NEW YORK/CHICAGO (Reuters) - The Illinois Supreme Court on Friday voided the state’s 2013 pension reform law, in a ruling hailed as a win for retired state workers and public employees, but one that also raises the prospect the state’s dire finances will deteriorate further.
Illinois has the worst-funded pension system and the lowest credit ratings of all 50 states and has contended that pension costs are making it difficult to fund services such as healthcare and public safety.
The 2013 law was aimed at easing a $105 billion unfunded pension liability and the state’s annual pension contributions.
“Crisis is not an excuse to abandon the rule of law,” the supreme court said in its ruling. “It is a summons to defend it.”
The court said that while Illinois faced significant financial challenges, it had an obligation to ensure the state constitution, which protects public worker pensions, was followed.
The state had contended the legislature was entitled to invoke police powers, in which a state has authority to make changes for the good of its citizens, to solve a fiscal emergency. However, the court called the state’s “police powers” defense “fatally flawed.”
The ruling was a victory for unions who had fought to protect pensions.
“We are thankful that the Supreme Court has unanimously upheld the will of the people, overturned this unfair and unconstitutional law, and protected the hard-earned life savings of teachers, police, fire fighters, nurses, caregivers and other public service workers and retirees,” said Michael T. Carrigan, president of Illinois AFL on behalf of the We Are One Illinois union coalition.
Some Illinois state bonds fell following the ruling, with general obligation bonds falling to 105.901 cents from 109.983 cents.
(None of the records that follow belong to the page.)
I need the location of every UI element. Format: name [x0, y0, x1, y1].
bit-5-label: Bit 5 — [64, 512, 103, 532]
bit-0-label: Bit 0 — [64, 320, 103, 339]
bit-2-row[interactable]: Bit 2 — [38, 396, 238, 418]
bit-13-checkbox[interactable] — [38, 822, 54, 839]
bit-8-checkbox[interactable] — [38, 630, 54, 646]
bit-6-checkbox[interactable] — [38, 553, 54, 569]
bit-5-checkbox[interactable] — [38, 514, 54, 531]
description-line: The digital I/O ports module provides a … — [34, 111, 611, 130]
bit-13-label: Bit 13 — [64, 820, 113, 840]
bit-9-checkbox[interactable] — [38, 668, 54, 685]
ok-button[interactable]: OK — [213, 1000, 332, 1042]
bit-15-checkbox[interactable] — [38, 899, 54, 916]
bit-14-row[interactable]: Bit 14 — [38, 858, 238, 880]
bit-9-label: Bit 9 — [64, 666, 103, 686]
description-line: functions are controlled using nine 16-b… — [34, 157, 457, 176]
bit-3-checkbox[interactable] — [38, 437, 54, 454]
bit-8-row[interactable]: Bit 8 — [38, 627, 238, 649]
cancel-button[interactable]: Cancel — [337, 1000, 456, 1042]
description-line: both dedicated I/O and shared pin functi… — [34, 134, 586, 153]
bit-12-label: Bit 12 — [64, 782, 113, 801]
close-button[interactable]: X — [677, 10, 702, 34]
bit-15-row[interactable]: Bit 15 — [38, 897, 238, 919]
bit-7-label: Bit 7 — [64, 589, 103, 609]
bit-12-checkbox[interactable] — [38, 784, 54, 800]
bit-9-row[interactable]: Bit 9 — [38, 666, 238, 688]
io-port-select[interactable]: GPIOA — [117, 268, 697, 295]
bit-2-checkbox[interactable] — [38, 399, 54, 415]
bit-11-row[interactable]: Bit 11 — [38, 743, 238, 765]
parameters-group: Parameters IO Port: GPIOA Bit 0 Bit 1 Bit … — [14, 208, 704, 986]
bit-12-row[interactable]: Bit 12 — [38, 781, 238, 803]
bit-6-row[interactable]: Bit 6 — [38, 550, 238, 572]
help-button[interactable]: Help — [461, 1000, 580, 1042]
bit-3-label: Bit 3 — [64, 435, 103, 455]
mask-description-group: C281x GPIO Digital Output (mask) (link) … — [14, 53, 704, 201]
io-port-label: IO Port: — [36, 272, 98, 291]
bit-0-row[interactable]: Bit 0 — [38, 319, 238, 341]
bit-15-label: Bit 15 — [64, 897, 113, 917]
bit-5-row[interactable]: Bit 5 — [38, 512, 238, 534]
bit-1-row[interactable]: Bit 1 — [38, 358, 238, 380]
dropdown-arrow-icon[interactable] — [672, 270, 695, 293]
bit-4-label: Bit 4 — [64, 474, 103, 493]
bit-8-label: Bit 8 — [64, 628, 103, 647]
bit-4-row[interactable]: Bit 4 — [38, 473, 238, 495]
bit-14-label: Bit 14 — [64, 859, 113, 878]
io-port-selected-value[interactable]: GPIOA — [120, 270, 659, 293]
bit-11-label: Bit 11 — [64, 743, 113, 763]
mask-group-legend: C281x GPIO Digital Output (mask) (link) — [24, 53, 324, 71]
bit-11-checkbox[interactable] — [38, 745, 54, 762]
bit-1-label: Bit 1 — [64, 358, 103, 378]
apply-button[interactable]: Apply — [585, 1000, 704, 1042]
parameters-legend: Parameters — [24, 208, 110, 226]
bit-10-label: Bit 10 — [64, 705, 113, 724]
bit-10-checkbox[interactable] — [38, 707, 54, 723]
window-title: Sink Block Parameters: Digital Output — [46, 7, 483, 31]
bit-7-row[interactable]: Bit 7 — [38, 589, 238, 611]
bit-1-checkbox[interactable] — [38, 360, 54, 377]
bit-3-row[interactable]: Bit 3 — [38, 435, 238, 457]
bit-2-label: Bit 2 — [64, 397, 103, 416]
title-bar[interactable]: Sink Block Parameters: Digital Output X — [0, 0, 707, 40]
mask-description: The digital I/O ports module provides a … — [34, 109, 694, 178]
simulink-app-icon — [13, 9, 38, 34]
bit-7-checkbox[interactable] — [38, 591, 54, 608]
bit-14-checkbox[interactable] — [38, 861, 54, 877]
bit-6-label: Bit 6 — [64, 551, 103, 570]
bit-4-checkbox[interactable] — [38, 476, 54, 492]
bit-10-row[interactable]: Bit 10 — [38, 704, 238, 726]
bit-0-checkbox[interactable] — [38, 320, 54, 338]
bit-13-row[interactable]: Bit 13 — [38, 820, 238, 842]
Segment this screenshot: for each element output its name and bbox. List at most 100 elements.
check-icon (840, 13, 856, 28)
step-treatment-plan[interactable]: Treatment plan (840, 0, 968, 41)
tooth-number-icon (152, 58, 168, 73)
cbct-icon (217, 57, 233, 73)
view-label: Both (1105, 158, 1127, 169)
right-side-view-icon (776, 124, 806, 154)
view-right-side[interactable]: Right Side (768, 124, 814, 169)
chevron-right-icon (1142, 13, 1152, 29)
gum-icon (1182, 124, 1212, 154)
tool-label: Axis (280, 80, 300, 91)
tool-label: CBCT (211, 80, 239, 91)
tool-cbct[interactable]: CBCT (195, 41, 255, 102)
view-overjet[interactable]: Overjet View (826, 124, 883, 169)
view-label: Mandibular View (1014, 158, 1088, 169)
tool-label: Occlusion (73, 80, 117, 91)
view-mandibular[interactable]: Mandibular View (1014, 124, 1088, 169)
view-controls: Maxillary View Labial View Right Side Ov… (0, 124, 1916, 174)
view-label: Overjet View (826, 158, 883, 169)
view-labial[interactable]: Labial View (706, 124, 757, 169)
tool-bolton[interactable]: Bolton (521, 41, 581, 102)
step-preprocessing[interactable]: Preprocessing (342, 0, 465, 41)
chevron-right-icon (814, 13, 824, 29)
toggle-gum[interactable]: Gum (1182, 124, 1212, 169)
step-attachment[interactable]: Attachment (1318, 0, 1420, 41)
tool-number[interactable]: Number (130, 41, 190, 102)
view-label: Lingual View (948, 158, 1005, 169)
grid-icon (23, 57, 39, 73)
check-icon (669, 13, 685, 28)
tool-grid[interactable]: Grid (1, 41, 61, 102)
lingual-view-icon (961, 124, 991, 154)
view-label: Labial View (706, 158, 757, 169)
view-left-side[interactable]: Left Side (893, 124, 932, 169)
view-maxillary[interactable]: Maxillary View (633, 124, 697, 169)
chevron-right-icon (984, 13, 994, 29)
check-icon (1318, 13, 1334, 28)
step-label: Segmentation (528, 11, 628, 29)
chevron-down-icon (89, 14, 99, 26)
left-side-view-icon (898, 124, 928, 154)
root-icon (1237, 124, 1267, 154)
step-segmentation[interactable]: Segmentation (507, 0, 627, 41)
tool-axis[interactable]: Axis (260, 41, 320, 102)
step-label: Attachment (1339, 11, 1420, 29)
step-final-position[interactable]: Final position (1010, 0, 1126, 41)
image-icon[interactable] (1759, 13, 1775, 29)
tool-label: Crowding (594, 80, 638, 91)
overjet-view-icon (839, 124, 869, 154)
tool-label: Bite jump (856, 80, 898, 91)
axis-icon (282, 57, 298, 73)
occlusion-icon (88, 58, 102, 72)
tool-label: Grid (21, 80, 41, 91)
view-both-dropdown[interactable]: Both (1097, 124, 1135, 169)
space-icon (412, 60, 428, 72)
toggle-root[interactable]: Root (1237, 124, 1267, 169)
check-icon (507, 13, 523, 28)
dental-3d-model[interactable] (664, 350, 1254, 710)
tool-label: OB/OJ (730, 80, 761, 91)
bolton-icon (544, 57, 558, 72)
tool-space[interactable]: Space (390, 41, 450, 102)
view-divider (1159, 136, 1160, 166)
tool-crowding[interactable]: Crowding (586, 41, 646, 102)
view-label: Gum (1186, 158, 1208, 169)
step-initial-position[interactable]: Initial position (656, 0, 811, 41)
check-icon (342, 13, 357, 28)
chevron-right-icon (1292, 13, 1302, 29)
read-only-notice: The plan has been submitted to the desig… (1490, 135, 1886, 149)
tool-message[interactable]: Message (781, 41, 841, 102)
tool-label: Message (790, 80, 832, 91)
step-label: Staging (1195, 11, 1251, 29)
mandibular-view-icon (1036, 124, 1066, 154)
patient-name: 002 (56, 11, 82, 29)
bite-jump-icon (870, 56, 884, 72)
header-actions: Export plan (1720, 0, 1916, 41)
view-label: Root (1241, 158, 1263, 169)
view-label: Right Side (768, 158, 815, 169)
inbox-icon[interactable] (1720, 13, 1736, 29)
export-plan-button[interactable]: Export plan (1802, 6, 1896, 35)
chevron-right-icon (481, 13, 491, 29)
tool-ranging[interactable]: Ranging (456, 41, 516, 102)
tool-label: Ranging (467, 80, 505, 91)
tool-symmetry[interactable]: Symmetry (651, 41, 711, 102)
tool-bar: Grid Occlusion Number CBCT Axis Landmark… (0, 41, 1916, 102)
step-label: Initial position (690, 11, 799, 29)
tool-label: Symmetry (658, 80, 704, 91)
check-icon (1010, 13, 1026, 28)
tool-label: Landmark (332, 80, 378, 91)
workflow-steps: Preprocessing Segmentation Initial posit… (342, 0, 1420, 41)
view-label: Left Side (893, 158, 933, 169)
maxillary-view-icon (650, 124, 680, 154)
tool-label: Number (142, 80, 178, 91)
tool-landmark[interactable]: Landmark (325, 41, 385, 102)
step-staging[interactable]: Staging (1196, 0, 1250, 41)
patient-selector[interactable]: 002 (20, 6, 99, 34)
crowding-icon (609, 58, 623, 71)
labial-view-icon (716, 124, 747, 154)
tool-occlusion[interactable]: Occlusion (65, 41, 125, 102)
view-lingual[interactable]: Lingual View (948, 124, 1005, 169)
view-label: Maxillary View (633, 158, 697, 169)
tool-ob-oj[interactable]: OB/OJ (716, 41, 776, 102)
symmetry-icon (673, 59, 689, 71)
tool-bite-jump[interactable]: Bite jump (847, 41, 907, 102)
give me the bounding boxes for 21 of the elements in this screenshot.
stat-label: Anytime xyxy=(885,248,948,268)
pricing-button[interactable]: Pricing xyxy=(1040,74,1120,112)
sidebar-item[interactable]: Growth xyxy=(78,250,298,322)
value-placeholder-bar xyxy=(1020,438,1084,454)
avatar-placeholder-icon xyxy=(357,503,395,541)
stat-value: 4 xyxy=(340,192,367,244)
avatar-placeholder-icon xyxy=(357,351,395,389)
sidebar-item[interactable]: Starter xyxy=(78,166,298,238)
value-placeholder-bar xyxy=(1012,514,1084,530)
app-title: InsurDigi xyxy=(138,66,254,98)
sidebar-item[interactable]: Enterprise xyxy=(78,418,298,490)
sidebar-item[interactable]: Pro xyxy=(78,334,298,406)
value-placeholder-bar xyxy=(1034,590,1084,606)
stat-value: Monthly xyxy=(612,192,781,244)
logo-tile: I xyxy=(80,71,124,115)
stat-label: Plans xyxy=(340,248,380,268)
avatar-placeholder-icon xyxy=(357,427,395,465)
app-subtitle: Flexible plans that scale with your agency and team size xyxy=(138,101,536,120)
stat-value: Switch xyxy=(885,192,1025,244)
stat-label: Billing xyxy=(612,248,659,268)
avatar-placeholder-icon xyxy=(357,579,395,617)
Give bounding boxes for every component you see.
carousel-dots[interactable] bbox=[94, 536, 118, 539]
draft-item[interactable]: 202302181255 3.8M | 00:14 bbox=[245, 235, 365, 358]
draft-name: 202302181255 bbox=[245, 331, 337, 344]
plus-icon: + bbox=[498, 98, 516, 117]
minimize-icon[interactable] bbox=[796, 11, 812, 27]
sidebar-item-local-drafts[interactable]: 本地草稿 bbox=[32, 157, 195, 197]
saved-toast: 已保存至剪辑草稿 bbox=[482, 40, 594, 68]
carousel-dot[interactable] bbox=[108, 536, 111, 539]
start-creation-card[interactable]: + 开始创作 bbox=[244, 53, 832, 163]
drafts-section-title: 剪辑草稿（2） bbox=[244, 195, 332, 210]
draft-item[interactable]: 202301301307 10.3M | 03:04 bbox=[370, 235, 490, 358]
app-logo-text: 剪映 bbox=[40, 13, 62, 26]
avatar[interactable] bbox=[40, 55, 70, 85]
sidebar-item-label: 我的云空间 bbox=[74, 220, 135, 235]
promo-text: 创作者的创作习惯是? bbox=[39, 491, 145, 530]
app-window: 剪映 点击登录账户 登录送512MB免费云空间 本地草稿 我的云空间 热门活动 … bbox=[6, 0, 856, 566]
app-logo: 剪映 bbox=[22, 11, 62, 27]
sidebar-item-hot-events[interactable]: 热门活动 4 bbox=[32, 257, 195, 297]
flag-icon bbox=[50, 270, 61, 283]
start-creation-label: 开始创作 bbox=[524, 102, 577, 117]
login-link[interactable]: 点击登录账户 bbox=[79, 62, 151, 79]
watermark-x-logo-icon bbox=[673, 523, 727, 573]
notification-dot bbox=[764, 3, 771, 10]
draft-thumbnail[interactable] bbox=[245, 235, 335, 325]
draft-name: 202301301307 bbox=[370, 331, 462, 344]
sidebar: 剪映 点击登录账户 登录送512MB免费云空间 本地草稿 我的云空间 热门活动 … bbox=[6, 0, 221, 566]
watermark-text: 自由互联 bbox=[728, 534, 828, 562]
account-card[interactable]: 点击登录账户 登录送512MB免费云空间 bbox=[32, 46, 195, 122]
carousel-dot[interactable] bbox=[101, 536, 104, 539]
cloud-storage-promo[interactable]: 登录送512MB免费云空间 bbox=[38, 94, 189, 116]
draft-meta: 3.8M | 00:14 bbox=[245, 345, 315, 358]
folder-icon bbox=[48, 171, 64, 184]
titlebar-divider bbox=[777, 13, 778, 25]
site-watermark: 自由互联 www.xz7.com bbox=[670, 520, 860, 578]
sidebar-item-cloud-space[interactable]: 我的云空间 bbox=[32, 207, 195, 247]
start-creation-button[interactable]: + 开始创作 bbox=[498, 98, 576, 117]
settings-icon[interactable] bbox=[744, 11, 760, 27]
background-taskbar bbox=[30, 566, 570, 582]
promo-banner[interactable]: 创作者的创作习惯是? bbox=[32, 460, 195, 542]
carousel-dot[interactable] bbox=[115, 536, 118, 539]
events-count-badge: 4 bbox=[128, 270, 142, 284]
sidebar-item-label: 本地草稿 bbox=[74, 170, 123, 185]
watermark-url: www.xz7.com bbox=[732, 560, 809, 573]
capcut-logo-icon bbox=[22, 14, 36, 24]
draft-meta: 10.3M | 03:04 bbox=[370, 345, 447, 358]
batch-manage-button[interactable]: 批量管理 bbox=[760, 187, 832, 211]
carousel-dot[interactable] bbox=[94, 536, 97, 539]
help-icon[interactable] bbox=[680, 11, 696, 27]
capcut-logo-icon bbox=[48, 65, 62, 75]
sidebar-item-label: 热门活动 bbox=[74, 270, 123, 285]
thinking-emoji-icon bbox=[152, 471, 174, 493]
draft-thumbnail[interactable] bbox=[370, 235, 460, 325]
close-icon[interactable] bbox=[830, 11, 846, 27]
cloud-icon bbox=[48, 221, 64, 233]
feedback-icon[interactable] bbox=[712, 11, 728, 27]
Chicago bonds maturing in 2021 fell to 96.384 cents, down from 99.300 cents.
“The court’s ruling could be the correct ruling of the law, but it’s not a feasible solution,” said David Tawil, president of Maglan Capital, New York, who does not own Illinois municipal bonds. “Eventually there is going to be a restructuring.”
Illinois’ reform law, enacted in December 2013, reduced and suspended cost-of-living increases for pensions, raised retirement ages and limited salaries on which pensions are based.
A state legislative commission reported in November that without the 2013 law, pension payments would jump to $7.6 billion in fiscal 2016 from $6.8 billion this year, reaching $16.3 billion in 2045. The unfunded liability would climb as well, topping out at $128.7 billion in 2029.
Governor Bruce Rauner, a critic of the 2013 law, has proposed his own pension reform plan that largely relies on a constitutional amendment that must be approved by voters.
Illinois Policy Institute CEO John Tillman said the ruling suggested that raising taxes would be the way to pay for pensions - which he said was a flawed premise.
“Raising taxes will not fix a broken system,” said Tillman. “The pension system is beyond repair, and there will never be enough money to fund it.”
Tillman said a 2011 temporary tax increase generated more than $31 billion, yet 90 cents out of every $1 collected from the tax increase went to pensions - “still was not enough to make the pension system whole.”
The ruling, which was unanimous according to the court papers, could also have negative ramifications for Chicago which cut pensions under a 2014 law and for attempts by the Chicago Public Schools and Cook County to seek benefit cuts to bolster their own retirement systems and relieve budget-busting pressures.
The ruling underscores the difficulty faced by some other states and local governments to rein in pension costs for current and retired workers.
“There are no winners today,” said Ty Fahner, president of the Civic Committee of The Commercial Club of Chicago. “If there’s any good news, it’s that Chicago and Illinois are resilient, and we’ve responded to great challenges before.”